- Born: August 15, 1918 Constantinople, Ottoman Empire
- Died: November 11, 1992 (aged 74) New Haven, Connecticut, United States
- Education: Ludwig-Maximilians-Universität München, M.D. 1942
- Occupations: Physician, neuropathologist
- Years active: 1942 – 1989
- Known for: Research into Creutzfeldt-Jakob disease
- Spouse: Laura Manuelidis
- Children: 2

= Elias E. Manuelidis =

American neuropathologist

Elias Emmanuel Manuelidis (15 August 1918 – 11 November 1992) was an American physician and neuropathologist who researched neurological diseases, including polio, Alzheimer's, brain tumors, and Creutzfeldt-Jakob disease. He was the head of neuropathology at Yale University.

==Biography==
Elias Manuelidis was born on August 15, 1918, in Constantinople, which was then part of the Ottoman Empire. His parents were Ottoman Greeks. His family fled to Athens, Greece as refugees when Manuelidis was four years old. He received his medical degree from the Ludwig-Maximilians-Universität München in 1942. He worked there as a science assistant until 1946, when he took a job in the laboratory at the Max Planck Institute of Psychiatry. In 1950 and 1951, he worked at a U.S. army hospital in Munich as a neuropathologist. He then immigrated to the United States and began work at the Yale School of Medicine.

At Yale, Manuelidis was a professor of pathology. He taught there from 1951 until his retirement in 1989. His research focused on diseases affecting the nervous system. Some of his research interests were Alzheimer's disease, a degenerative disease which causes dementia; polio, an infectious disease that can have long-lasting impacts on the nervous system; and brain tumors. Together with Yale physician Dorothy M. Horstmann, he studied Teschen's disease, a fatal form of encephalomyelitis that affects pigs. He also collaborated with Lucy Balian Rorke-Adams, a pediatric neuropathologist, to study Alper's disease in hamsters.

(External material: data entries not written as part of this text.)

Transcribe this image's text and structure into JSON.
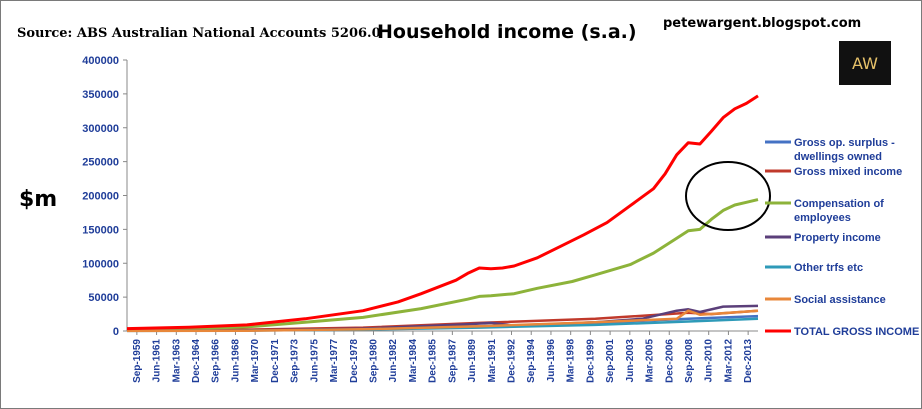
{
  "header": {
    "source": "Source: ABS Australian National Accounts 5206.0",
    "blog": "petewargent.blogspot.com",
    "logo_text": "AW"
  },
  "chart_data": {
    "type": "line",
    "title": "Household income (s.a.)",
    "ylabel": "$m",
    "xlabel": "",
    "ylim": [
      0,
      400000
    ],
    "y_ticks": [
      0,
      50000,
      100000,
      150000,
      200000,
      250000,
      300000,
      350000,
      400000
    ],
    "x_range": [
      1959.67,
      2014.0
    ],
    "x_tick_labels": [
      "Sep-1959",
      "Jun-1961",
      "Mar-1963",
      "Dec-1964",
      "Sep-1966",
      "Jun-1968",
      "Mar-1970",
      "Dec-1971",
      "Sep-1973",
      "Jun-1975",
      "Mar-1977",
      "Dec-1978",
      "Sep-1980",
      "Jun-1982",
      "Mar-1984",
      "Dec-1985",
      "Sep-1987",
      "Jun-1989",
      "Mar-1991",
      "Dec-1992",
      "Sep-1994",
      "Jun-1996",
      "Mar-1998",
      "Dec-1999",
      "Sep-2001",
      "Jun-2003",
      "Mar-2005",
      "Dec-2006",
      "Sep-2008",
      "Jun-2010",
      "Mar-2012",
      "Dec-2013"
    ],
    "grid": false,
    "legend_position": "right",
    "annotation": "ellipse around the right end of Compensation of employees",
    "series": [
      {
        "name": "Gross op. surplus - dwellings owned",
        "color": "#4472c4",
        "x": [
          1959.67,
          1970,
          1980,
          1990,
          2000,
          2008,
          2014
        ],
        "y": [
          500,
          1200,
          3000,
          7000,
          12000,
          18000,
          22000
        ]
      },
      {
        "name": "Gross mixed income",
        "color": "#c0392b",
        "x": [
          1959.67,
          1970,
          1980,
          1990,
          2000,
          2008,
          2010,
          2014
        ],
        "y": [
          1200,
          2000,
          5000,
          12000,
          18000,
          27000,
          25000,
          30000
        ]
      },
      {
        "name": "Compensation of employees",
        "color": "#8db33a",
        "x": [
          1959.67,
          1965,
          1970,
          1975,
          1980,
          1985,
          1989,
          1990,
          1991,
          1993,
          1995,
          1998,
          2000,
          2003,
          2005,
          2007,
          2008,
          2009,
          2010,
          2011,
          2012,
          2013,
          2014
        ],
        "y": [
          2500,
          3500,
          6000,
          13000,
          20000,
          33000,
          47000,
          51000,
          52000,
          55000,
          63000,
          73000,
          83000,
          98000,
          115000,
          137000,
          148000,
          150000,
          165000,
          178000,
          186000,
          190000,
          194000
        ]
      },
      {
        "name": "Property income",
        "color": "#5b3f7a",
        "x": [
          1959.67,
          1970,
          1980,
          1989,
          1991,
          1993,
          2000,
          2004,
          2007,
          2008,
          2009,
          2011,
          2014
        ],
        "y": [
          300,
          800,
          3500,
          10000,
          12000,
          8000,
          13000,
          18000,
          30000,
          32000,
          28000,
          36000,
          37000
        ]
      },
      {
        "name": "Other trfs etc",
        "color": "#2e9ab8",
        "x": [
          1959.67,
          1970,
          1980,
          1990,
          2000,
          2008,
          2014
        ],
        "y": [
          200,
          600,
          2000,
          5000,
          9000,
          14000,
          18000
        ]
      },
      {
        "name": "Social assistance",
        "color": "#e8873a",
        "x": [
          1959.67,
          1970,
          1980,
          1990,
          2000,
          2007,
          2008,
          2009,
          2014
        ],
        "y": [
          100,
          500,
          2500,
          7000,
          13000,
          18000,
          30000,
          24000,
          30000
        ]
      },
      {
        "name": "TOTAL GROSS INCOME",
        "color": "#ff0000",
        "x": [
          1959.67,
          1965,
          1970,
          1975,
          1980,
          1983,
          1985,
          1988,
          1989,
          1990,
          1991,
          1992,
          1993,
          1995,
          1997,
          1999,
          2001,
          2003,
          2005,
          2006,
          2007,
          2008,
          2009,
          2010,
          2011,
          2012,
          2013,
          2014
        ],
        "y": [
          3500,
          5500,
          9000,
          18000,
          30000,
          43000,
          55000,
          75000,
          85000,
          93000,
          92000,
          93000,
          96000,
          108000,
          125000,
          142000,
          160000,
          185000,
          210000,
          232000,
          260000,
          278000,
          276000,
          295000,
          315000,
          328000,
          336000,
          347000
        ]
      }
    ]
  }
}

Manuelidis' particular focus was Creutzfeldt-Jakob disease (CJD), which is caused by infectious protein particles called prions. CJD is neurodegenerative, meaning it slowly damages the brain and nervous system. CJD is fatal. He demonstrated that CJD can be transmitted via tissue or organ transplant. (Note: The Baltimore Sun obituary describes CJD as a viral disease. At the time, prion diseases were poorly understood, and some scientists believed they were caused by viruses.)

Elias Manuelidis and his wife Laura Manuelidis did research into prion disease together as Yale faculty. He met Laura Manuelidis, also a doctor and neuropathologist, while she was his student. She graduated from the Yale School of Medicine in 1967. Together, the Manuelidis team conducted research on CJD. In the 1980s, they sampled tissue from forty-six Americans whose deaths had been attributed to Alzheimer's disease. They found that six had actually died of CJD, pointing to the potential for misdiagnosis of the disease. Laura Manuelidis succeeded her husband as the head of neuropathology at Yale upon his death.

In 1983, Elias Manuelidis became the president of the American Association of Neuropathologists.

Manuelidis died in 1992 of a stroke. The Elias E. Manuelidis Memorial Fund Research Grant, which provides funding to Yale students doing research into the history of medicine, is named in his honor.